Изменить размер шрифта - +

Тогда начались так называемые джинные бунты, кровь погибших смешивалась на улице со спиртом, вытекавшим из разбитых бочек. Во время Гордонского бунта, например, было убито 282 человека, не считая тех, кто умер, напившись неочищенного спирта после разгрома винокуренного завода Лэнгдейля, и тех 21 человека, которые были повешены за участие в этом бунте.

Случались и иные возмущения. В бунте 1719 года приняло участие 4 тысячи ткачей, в восстании рабочих еще больше. Они протестовали против того, что их ирландских братьев нанимали за меньшую плату. Бунтовали лакеи, когда хозяева запрещали им посещать театр, солдаты, недовольные палочной дисциплиной; бывали хлебные и церковные бунты. В общем, народные возмущения являлись нередким явлением в английской столице. Столь же обычными были и убийства, причем не те, что совершались бандитами ради грабежа, а бессмысленные — порождение века жестокости и насилия.

Любой пьяница, которому почему-либо пришлась не по вкусу ваша шляпа или физиономия, мог запросто прикончить вас. Поэтому мужчины носили шпагу совсем не ради моды.

Жестокость воспитывалась и зрелищами. Толпы зрителей собирались в Бир-гарден поглазеть на травлю собаками «злобных и огромных медведей, когда-либо существовавших в Англии», как сообщала реклама. «Можно увидеть также травлю быков собаками», — говорилось далее в объявлении, помещенном 9 июня 1716 года в «Уикли джорнэл». В конце предусмотрительно указывалось и время начала «состязаний» — три часа пополудни, так как «этот спорт продлится долго».

Но самым популярным зрелищем, неизменно привлекавшим огромное число людей, была казнь преступников. В эти дни (они объявлялись нерабочими) на улицы выходил буквально весь Лондон. Даже крыши домов и деревья — все, откуда можно было увидеть предстоящее зрелище, — занимали любопытные. Можно сказать, что это был огромный массовый спектакль, разыгрывавшийся на открытом воздухе.

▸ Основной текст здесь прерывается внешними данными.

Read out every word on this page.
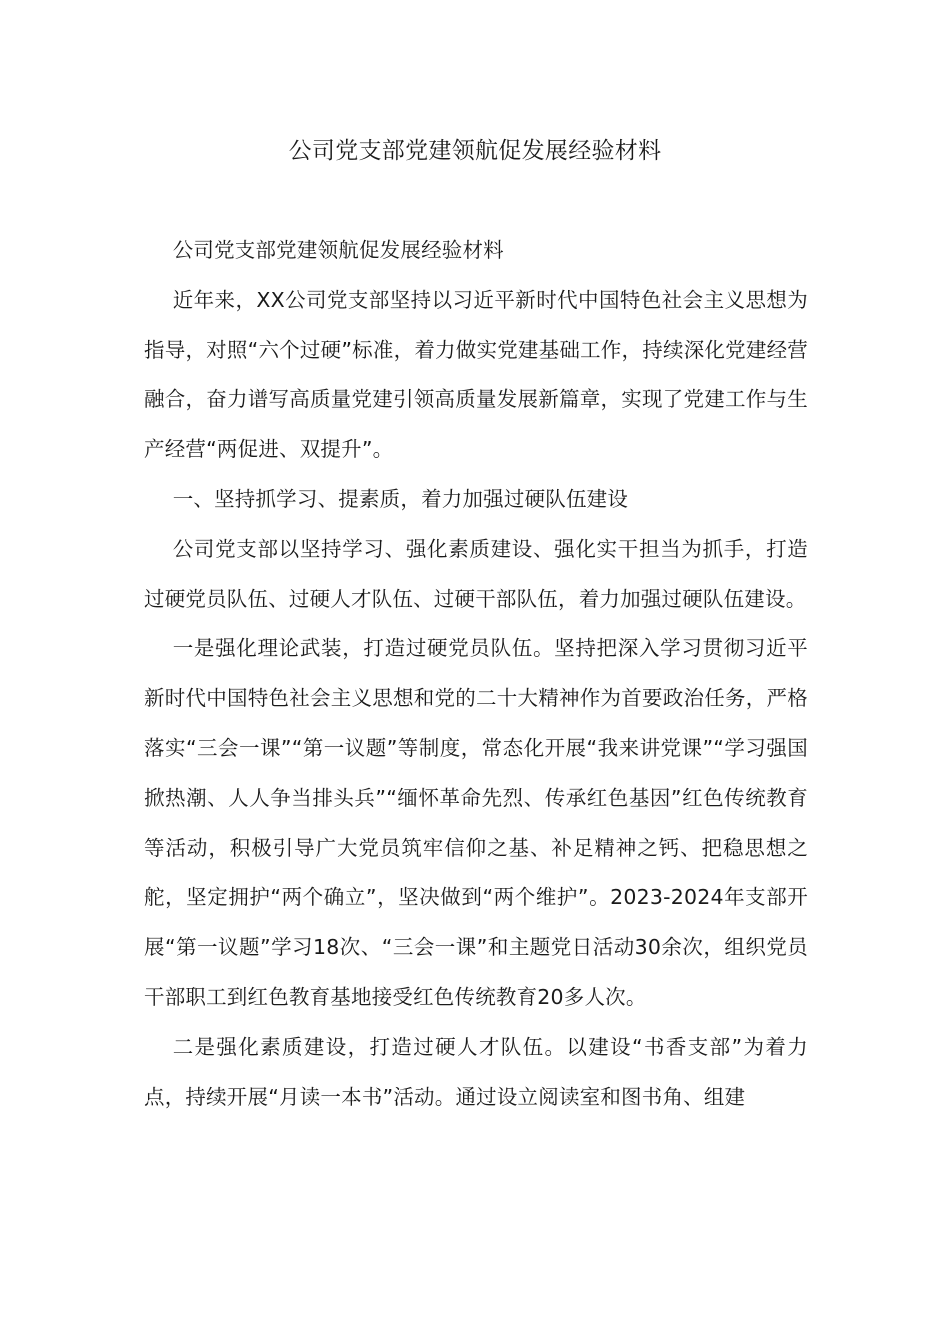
公司党支部党建领航促发展经验材料

公司党支部党建领航促发展经验材料

近年来，XX公司党支部坚持以习近平新时代中国特色社会主义思想为指导，对照“六个过硬”标准，着力做实党建基础工作，持续深化党建经营融合，奋力谱写高质量党建引领高质量发展新篇章，实现了党建工作与生产经营“两促进、双提升”。

一、坚持抓学习、提素质，着力加强过硬队伍建设

公司党支部以坚持学习、强化素质建设、强化实干担当为抓手，打造过硬党员队伍、过硬人才队伍、过硬干部队伍，着力加强过硬队伍建设。

一是强化理论武装，打造过硬党员队伍。坚持把深入学习贯彻习近平新时代中国特色社会主义思想和党的二十大精神作为首要政治任务，严格落实“三会一课”“第一议题”等制度，常态化开展“我来讲党课”“学习强国掀热潮、人人争当排头兵”“缅怀革命先烈、传承红色基因”红色传统教育等活动，积极引导广大党员筑牢信仰之基、补足精神之钙、把稳思想之舵，坚定拥护“两个确立”，坚决做到“两个维护”。2023-2024年支部开展“第一议题”学习18次、“三会一课”和主题党日活动30余次，组织党员干部职工到红色教育基地接受红色传统教育20多人次。

二是强化素质建设，打造过硬人才队伍。以建设“书香支部”为着力点，持续开展“月读一本书”活动。通过设立阅读室和图书角、组建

Смертные казни (по закону непременно публичные) совершались прямо на площадях и улицах, на Черинг-Кросс, на Бирже, у ворот Темпл-Бар, в Ковент-Гарден, а также на Тауэр-хилл, где исстари отрубали головы лицам высокого происхождения. Для них же существовала привилегия — вольнонаемный палач. Прикосновение профессионального палача считалось бесчестьем, и аристократам предоставлялась возможность его избежать. Что касается большинства простолюдинов, приговоренных к смерти, то их чаще всего казнили в Тайберне, на огромном лугу в двух милях от города. Сюда съезжались и приходили со всех концов города. Даже великосветские дамочки в сопровождении щеголей кавалеров стремились не пропустить «ярмарку в Тайберне» и, случалось, платили баснословные цены за места на трибунах поближе к виселице.

Но и те, кто не поддавался общему ажиотажу и не помышлял о походе в Тайберн, считали публичную казнь весьма полезным делом. Писатель Сэмюэл Джонсон признавался своему другу и биографу Джеймсу Босуэллу: «Казни должны привлекать зрителей. В противном случае они не будут отвечать своей цели».

Однако маститый писатель ошибался. Зрелище казни отнюдь не очищало души и не пробуждало мысли о том, что преступник получил по заслугам. Наказание не страшило — слишком дешево ценилась человеческая жизнь. Напротив, зрители, воспитанные на жестокости и насилии, получали удовольствие от самой процедуры. Преступник же, как бы исполнявший главную роль в этом грандиозном действе, был далек от того, чтобы разыгрывать из себя кающегося грешника. Эшафот или виселицу не считали преддверием неба.

Ровно сто лет спустя такую же картину наблюдал Виктор Гюго на Гревской площади в Париже. Поэт был поражен праздничным настроением, охватившим толпу в ожидании казни. «Все окна домов были усеяны зрителями, — писал он, отмечая, что многие окна сдавали в найм за дорогую цену, — и там, грациозно облокотившись о подоконники, сидели молодые, нарядные женщины с бокалами в руках».